Edward J. Watts, professore di storia all’università della California (San Diego), disegna l’interessante ritratto di una delle figure femminili più famose dell’antichità.
Se ad un certo punto nel vostro libro di filosofia sbucasse una donna, che shock sarebbe? Nella compagnia di Eraclito e Plotino e, nella fattispecie, in quella del mondo greco antico non c’era spazio per il genio femminile. Non è un caso se, a parte Saffo, le notizie sulle donne di quei tempi si evincono solo da lapidi tutte uguali (brava moglie, brava figlia, brava madre) e il motivo è molto semplice: le donne non avevano accesso alla sfera pubblica.

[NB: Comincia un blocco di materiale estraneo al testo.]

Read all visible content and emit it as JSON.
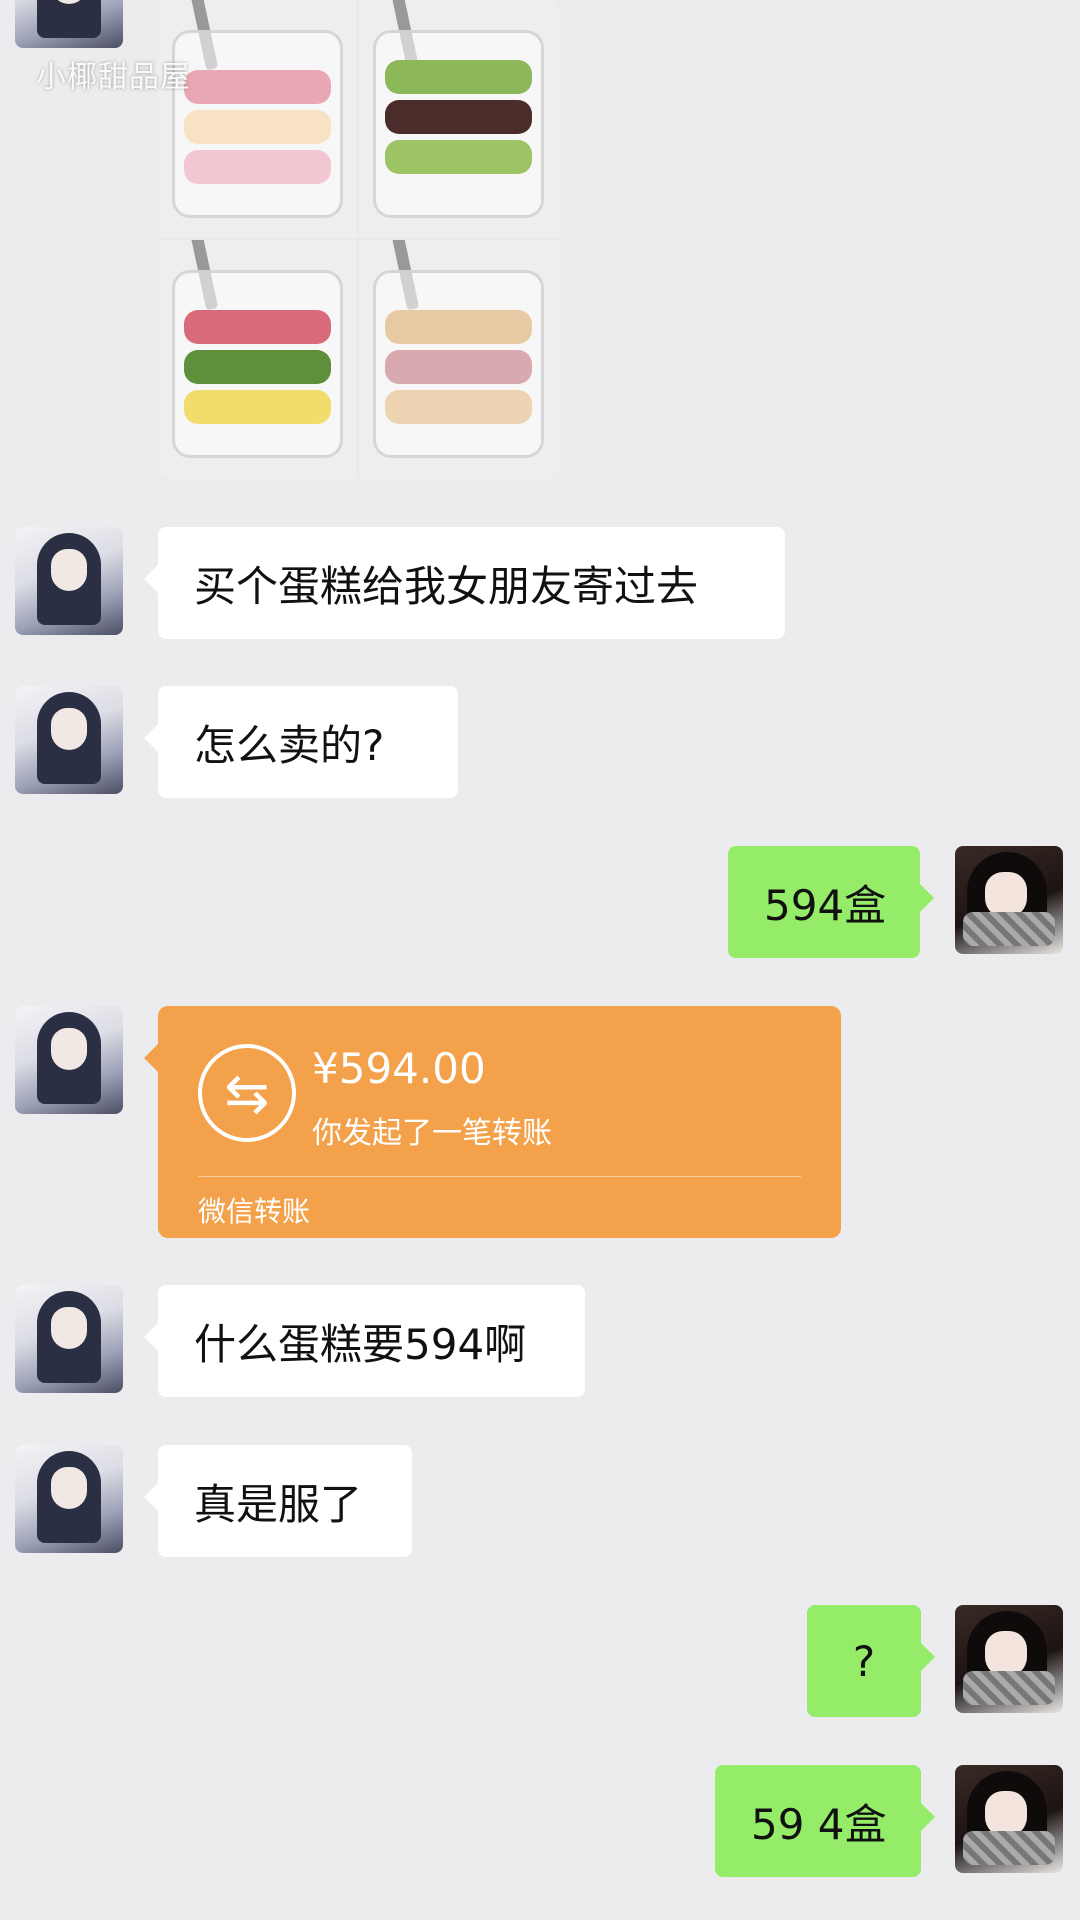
{
  "watermark": "小椰甜品屋",
  "messages": [
    {
      "id": "m1",
      "side": "left",
      "text": "买个蛋糕给我女朋友寄过去"
    },
    {
      "id": "m2",
      "side": "left",
      "text": "怎么卖的?"
    },
    {
      "id": "m3",
      "side": "right",
      "text": "594盒"
    },
    {
      "id": "m5",
      "side": "left",
      "text": "什么蛋糕要594啊"
    },
    {
      "id": "m6",
      "side": "left",
      "text": "真是服了"
    },
    {
      "id": "m7",
      "side": "right",
      "text": "?"
    },
    {
      "id": "m8",
      "side": "right",
      "text": "59 4盒"
    }
  ],
  "transfer": {
    "icon": "transfer-arrows-icon",
    "amount": "¥594.00",
    "description": "你发起了一笔转账",
    "footer": "微信转账"
  },
  "colors": {
    "background": "#ECEBED",
    "bubble_self": "#95EC69",
    "bubble_other": "#FFFFFF",
    "transfer": "#F3A14A"
  }
}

Ipazia, quindi, è un’eccezione, anche se purtroppo non ci restano testimonianze dirette su di lei. Sicuramente fu una donna colta e influente, uccisa brutalmente dai sostenitori di Cirillo, vescovo di Alessandria d’Egitto, secondo i quali aveva stregato Oreste, praefectus augustalis della città, affinché non si riconciliasse col vescovo. Perché le donne solitamente fanno questo: stregano gli uomini. È impossibile che siano davvero in grado di fare qualcosa di buono, soprattutto quando arrivano al potere.
Ma che potere poteva avere una filosofa, per di più donna, ad Alessandria?
Parecchio, a dire il vero. Ai quei tempi fare i filosofi era un vero e proprio mestiere: molti di loro credevano di avere il compito di migliorare lo Stato. E Ipazia rientra perfettamente in questo quadro: in un momento storico di forti scontri, primo su tutti quello tra cristiani e pagani, la filosofa diventa una voce pubblica potente specialmente negli affari politici.
Ipazia nella Storia
Negli ultimi 2000 anni studiosi, poeti, scrittori e persino registi l’hanno idolatrata e biasimata, dipingendola come una strega, un’icona femminista e persino una martire. Per comprendere l’ultima attribuzione basti pensare al suo omicidio: una folla di cirilliani la aggredì, le strappò i vestiti sfregiandola con frammenti di ceramica, le strappò gli occhi e trascinò il suo corpo per le strade di Alessandria, per poi bruciarne i resti. E alla fine la sua morte atroce ha interessato gli studiosi più della sua vita.
Ma chi fu davvero Ipazia? Sicuramente fu una donna che ebbe la facoltà di accedere a spazi solitamente riservati agli uomini.
La sua scuola era conosciutissima ed era frequentata da uomini, sia pagani che cristiani: il platonismo proposto da Ipazia, infatti, era perfetto per entrambi grazie all’idea di poter unire lo studio filosofico al divino. La sua filosofia era prettamente contemplativa e proponeva la matematica al servizio della filosofia, superando gli insegnamenti del padre Teone, che da maestro si trasformò presto in collega.
In vita Ipazia fu senza dubbio una figura di sintesi: per questo motivo la sua voce ebbe una tale risonanza nella megalopoli di Alessandria, una città dai mille volti.
In meno di duecento pagine possiamo delineare con maggiore chiarezza un profilo storico ancora sfocato nelle nostre menti e ripercorrere la storia di una grande donna senza pregiudizi, comprendendo a fondo tutti i contrasti dell’epoca senza addormentarci sul libro.
Il testo di Watts è scritto in un inglese semplice e veloce, ma soprattutto non lascia nulla all’immaginazione. Al suo interno troverete una ricostruzione puntuale. Attualmente il libro è stato pubblicato dalla Oxford University Press, una delle case editrici più all’avanguardia in fatto di studi di genere. Speriamo di averlo presto tradotto anche in italiano.